This is historical material, "frozen in time." The web site is no longer updated and links to external web sites and some internal pages will not work.


Posted on May 24, 2021 in Latest Department News, Newsroom

HONOLULU – The Hawai‘i Department of Health (DOH), Developmental Disabilities Division’s Neurotrauma Program recognizes May as National Stroke Awareness Month. Stroke is the #1 cause of disability and the third leading cause of death in Hawai’i. This is higher than the national average of stroke as the fifth leading cause of death among Americans. The incidence of stroke has steadily increased in the U.S. over the past seven years and people are experiencing strokes at increasingly younger ages. This means the number of people living a greater part of their lifetime with a disability is also increasing. This impacts quality of life for the stroke survivor and often their family.

It is important to know that most STROKES ARE PREVENTABLE.

Throughout the month of May, Hawai‘i residents can learn more about stroke prevention while practicing physical distancing. Go to:  and complete a self-assessment from the National Stroke Association to assess your risk for stroke. This site also has tools and resources for stroke education, prevention, signs and symptoms of stroke, and what to do if someone is experiencing a stroke. Individuals experiencing a stroke may not realize what is happening, but if people nearby recognize the symptoms, they can provide help.

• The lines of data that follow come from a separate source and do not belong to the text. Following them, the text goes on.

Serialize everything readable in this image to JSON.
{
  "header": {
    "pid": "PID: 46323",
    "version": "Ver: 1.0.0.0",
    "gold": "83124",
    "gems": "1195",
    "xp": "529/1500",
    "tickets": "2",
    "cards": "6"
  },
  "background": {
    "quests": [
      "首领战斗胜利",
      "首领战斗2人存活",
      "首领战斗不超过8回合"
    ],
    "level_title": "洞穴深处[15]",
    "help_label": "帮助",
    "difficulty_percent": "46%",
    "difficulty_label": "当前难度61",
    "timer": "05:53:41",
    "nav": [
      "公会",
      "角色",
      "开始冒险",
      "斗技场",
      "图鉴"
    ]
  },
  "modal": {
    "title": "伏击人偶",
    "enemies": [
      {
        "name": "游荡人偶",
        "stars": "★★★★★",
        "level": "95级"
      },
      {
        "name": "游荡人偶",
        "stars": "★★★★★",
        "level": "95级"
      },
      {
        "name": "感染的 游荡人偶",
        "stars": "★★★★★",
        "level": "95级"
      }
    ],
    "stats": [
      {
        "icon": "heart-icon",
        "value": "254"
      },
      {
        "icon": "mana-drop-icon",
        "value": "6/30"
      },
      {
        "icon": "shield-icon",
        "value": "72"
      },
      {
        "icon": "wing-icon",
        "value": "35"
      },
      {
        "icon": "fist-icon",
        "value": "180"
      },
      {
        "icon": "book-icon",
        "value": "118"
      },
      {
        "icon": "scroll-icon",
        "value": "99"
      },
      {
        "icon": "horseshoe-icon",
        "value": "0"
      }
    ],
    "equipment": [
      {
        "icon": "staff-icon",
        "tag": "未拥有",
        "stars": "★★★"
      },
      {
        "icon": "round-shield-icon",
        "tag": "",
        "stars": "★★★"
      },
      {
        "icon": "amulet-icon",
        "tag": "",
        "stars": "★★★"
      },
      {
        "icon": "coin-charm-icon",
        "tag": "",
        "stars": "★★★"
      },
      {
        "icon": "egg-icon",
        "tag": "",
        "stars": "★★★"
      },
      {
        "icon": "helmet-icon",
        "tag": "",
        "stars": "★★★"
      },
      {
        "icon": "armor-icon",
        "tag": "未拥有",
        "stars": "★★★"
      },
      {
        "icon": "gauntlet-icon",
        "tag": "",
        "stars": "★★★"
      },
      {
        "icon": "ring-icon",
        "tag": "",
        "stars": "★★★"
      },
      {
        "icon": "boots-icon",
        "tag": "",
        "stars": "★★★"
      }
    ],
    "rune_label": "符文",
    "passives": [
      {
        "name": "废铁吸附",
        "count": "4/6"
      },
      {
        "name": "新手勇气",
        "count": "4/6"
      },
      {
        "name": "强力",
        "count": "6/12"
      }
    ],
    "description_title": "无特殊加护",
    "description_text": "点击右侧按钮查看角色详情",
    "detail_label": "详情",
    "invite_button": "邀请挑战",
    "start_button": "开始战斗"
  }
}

A stroke occurs when blood flow through an artery to the brain is cut off — either by a blockage or because the artery ruptures and bleeds into the brain tissue. A blockage is more common, accounting for 87% of all strokes. The average person’s brain ages about 3.6 years for every hour a large vessel occlusion stroke goes untreated. Strokes are a serious medical emergency and must be treated immediately.

One of our DDD coworkers learned first-hand the importance of recognizing the signs and symptoms and seeking treatment immediately, as well as the impact a stroke can have on an individual and their entire family. “Immediately following my Dad’s stroke, it was tough to see him go from being so independent to needing help with the most basic movements,” says Jennifer La’a, community resources branch chief at the Developmental Disabilities Division. “My dad waited several days before telling us he didn’t feel well. The delay in getting care multiplied the damaging effects of the stroke. In what seemed like an instant, he went from extremely capable to extremely vulnerable. In the six years since his stroke he’s worked very hard to regain as much independence as possible.”

Ms. La’a is sharing her father’s story in hopes of helping other Hawai‘i families to recognize stroke symptoms and seek speedy treatment.

“My dad is an artist and art is such a big part of who he is. We planned a big family trip to visit art all over New York City. My dad was so excited, he would have his family and his art, together in one place, it was to be THE trip of a life time. Because of the stroke, my dad missed that trip.”

“Recovery has been a slow and steady process. Determined to get the most out of life and be as healthy as possible, my dad constantly works to build up his skills and independence. His diligence has resulted in him being able to drive himself to the gym to lift weights. Two years ago we enjoyed a family trip to Japan and now we’re working on taking that trip to New York.”

In the event of a stroke, think “F.A.S.T.”

F = Face drooping. Is one side of the person’s face drooping or numb? When he or she smiles, is the smile uneven?

A = Arm weakness. Is the person experiencing weakness or numbness in one arm? Ask the person to raise both arms. Does one arm drift downward?

S = Speech difficulty. Is the person’s speech suddenly slurred or hard to understand? Is he or she unable to speak? Ask the person to repeat a simple sentence. Can he or she repeat it back?

T = Time to call 9-1-1. If any of these symptoms are present, dial 9-1-1 immediately. Check the time so you can report when the symptoms began.

The DOH Developmental Disabilities Division, Neurotrauma Program encourages everyone to learn their stroke risk and talk with their health care provider about ways to reduce that risk. The following are risk factors for individuals to control, treat and improve upon to reduce the risk of having a stroke:

  • Regularly check and control your blood pressure
  • Quit smoking
  • Maintain a healthy weight
  • Eat a healthy diet low in sodium with 5+ servings of fruits and vegetables per day
  • Increase physical activity, aiming for at least 150 minutes per week
  • Properly manage medical conditions such as high blood pressure, high cholesterol, heart disease and diabetes.

Please talk to your health care provider before engaging in major lifestyle changes.